Sudbury MPP Rick Bartolucci said there's “no chance” the province will provide funding to keep open 30 beds scheduled to close at the former Memorial Hospital site next month.

About a dozen members of CUPE Local 1623 and their supporters protested the bed closures outside of Bartolucci's office Feb. 11.

The alternate level of care (ALC) unit at the former Memorial site currently contains 60 beds. Half are due to close March 31, with the patients occupying these beds in the process of being transferred to long-term care facilities. The rest of the beds are due to close a year later.

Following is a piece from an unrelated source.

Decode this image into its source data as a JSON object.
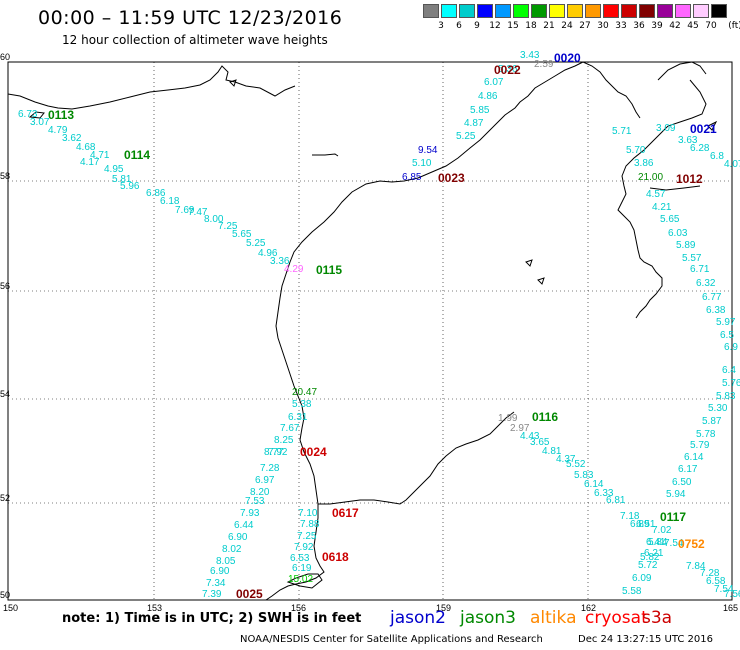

Because of the bed closures, Health Sciences North is due to hand out layoff notices to 62 people who work in the unit. Most of these workers belong to CUPE Local 1623.

“This is no surprise to CUPE or anybody else,” Bartolucci said. “This has been posted for almost a year.”

Bartolucci said Health Sciences North, the North East Local Health Integration Network (North East LHIN) and the Sudbury ALC Steering Committee all agree that the beds should close, and the community should move forward with alternate solutions, including enhanced home care.

All of these agencies feel that those in the ALC unit will be well served in the long-term care facilities they're being transferred to, so Bartolucci said he's also confident of this.

CUPE Local 1623 president Dave Shelefontiuk said he's been trying to set up a meeting with Bartolucci about the subject, with no success.

The MPP said he'd meet with Shelefontiuk if there's “a constructive reason” to do so.

“I will probably tell him he should be working with the LHINs and the hospital and with the community steering group,” he said. “If (the meeting is) simply to say they want (the ALC beds to stay) open, the decision to close has been made.”